Step-by-Step Calculation
For a 35 kg child:
- First 10 kg: 4 mL/kg/hr × 10 = 40 mL/hr
- Next 10 kg: 2 mL/kg/hr × 10 = 20 mL/hr
- Remaining 15 kg: 1 mL/kg/hr × 15 = 15 mL/hr
- Total: 75 mL/hr (1800 mL/day)
NICE 2015 Fluid Type Recommendations
NICE 2015 (NG29) recommends the following for maintenance IV fluids in hospitalised children and adults:
- Fluid of choice: Isotonic saline (0.9% NaCl) with 5% dextrose — provides sodium and calories to prevent starvation ketosis
- Add potassium: 20 mmol/L KCl to the bag unless patient is hyperkalaemic, anuric, or has acute kidney injury
- Avoid hypotonic fluids (0.18% NaCl, 0.45% NaCl) as routine maintenance — risk of hospital-acquired hyponatraemia
- Hartmann's solution: Acceptable alternative, especially post-operative.

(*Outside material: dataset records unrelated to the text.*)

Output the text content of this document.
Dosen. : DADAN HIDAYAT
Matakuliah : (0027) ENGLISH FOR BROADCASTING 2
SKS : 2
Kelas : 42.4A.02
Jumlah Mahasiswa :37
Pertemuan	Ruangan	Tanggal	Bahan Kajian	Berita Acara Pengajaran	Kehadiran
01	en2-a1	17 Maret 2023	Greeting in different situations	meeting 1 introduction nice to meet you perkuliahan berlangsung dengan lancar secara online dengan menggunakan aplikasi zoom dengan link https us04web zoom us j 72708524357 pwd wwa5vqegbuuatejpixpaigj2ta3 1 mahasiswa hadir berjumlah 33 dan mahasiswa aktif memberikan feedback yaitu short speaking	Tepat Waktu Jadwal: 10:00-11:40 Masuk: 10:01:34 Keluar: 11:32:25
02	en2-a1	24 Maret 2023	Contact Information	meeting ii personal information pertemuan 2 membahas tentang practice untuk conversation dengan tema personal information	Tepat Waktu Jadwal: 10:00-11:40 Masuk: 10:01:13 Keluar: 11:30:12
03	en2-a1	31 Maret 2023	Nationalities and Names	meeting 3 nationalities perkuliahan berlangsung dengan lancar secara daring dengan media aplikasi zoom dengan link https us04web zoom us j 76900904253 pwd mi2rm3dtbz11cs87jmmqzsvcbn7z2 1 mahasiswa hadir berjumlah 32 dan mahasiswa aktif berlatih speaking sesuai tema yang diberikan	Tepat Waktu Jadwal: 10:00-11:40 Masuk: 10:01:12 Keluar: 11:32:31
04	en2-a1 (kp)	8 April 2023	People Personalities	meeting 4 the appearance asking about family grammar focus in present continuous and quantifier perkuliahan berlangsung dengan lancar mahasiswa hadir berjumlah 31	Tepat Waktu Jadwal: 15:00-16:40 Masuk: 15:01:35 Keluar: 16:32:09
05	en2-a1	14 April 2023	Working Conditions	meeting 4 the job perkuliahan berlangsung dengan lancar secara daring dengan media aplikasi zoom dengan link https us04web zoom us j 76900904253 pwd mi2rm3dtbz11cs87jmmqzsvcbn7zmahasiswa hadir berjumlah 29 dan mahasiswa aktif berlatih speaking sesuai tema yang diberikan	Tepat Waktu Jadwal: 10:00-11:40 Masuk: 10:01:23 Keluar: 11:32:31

Contains lactate which is metabolised to bicarbonate
When to Adjust Maintenance Rates
| Condition | Adjustment | Reason |
|---|---|---|
| Fever (per 1°C above 37) | Increase by 10–12% | Increased insensible losses |
| Burns (>10% TBSA) | Add Parkland formula | Massive fluid shifts |
| Oliguria / AKI | Reduce to insensible losses (~400 mL/m²/day) + urine output | Impaired excretion |
| Mechanical ventilation | Reduce by 15–20% | Humidified air reduces insensible losses |
| SIADH | Restrict to 50–75% maintenance | Free water retention |
| High ambient temperature / sweating | Increase by 10–30% | Increased sweat losses |
| Diarrhoea / vomiting | Add measured losses mL for mL | Ongoing losses must be replaced separately |
Maintenance vs Resuscitation Fluids
Maintenance fluids are distinct from resuscitation boluses. Resuscitation fluids (10–20 mL/kg NS or Hartmann's in children; 250–500 mL in adults) are given rapidly for haemodynamic instability and are separate from the maintenance calculation. Maintenance fluids run continuously at a low rate to replace daily obligatory losses (urine, insensible losses via skin and lungs, stool).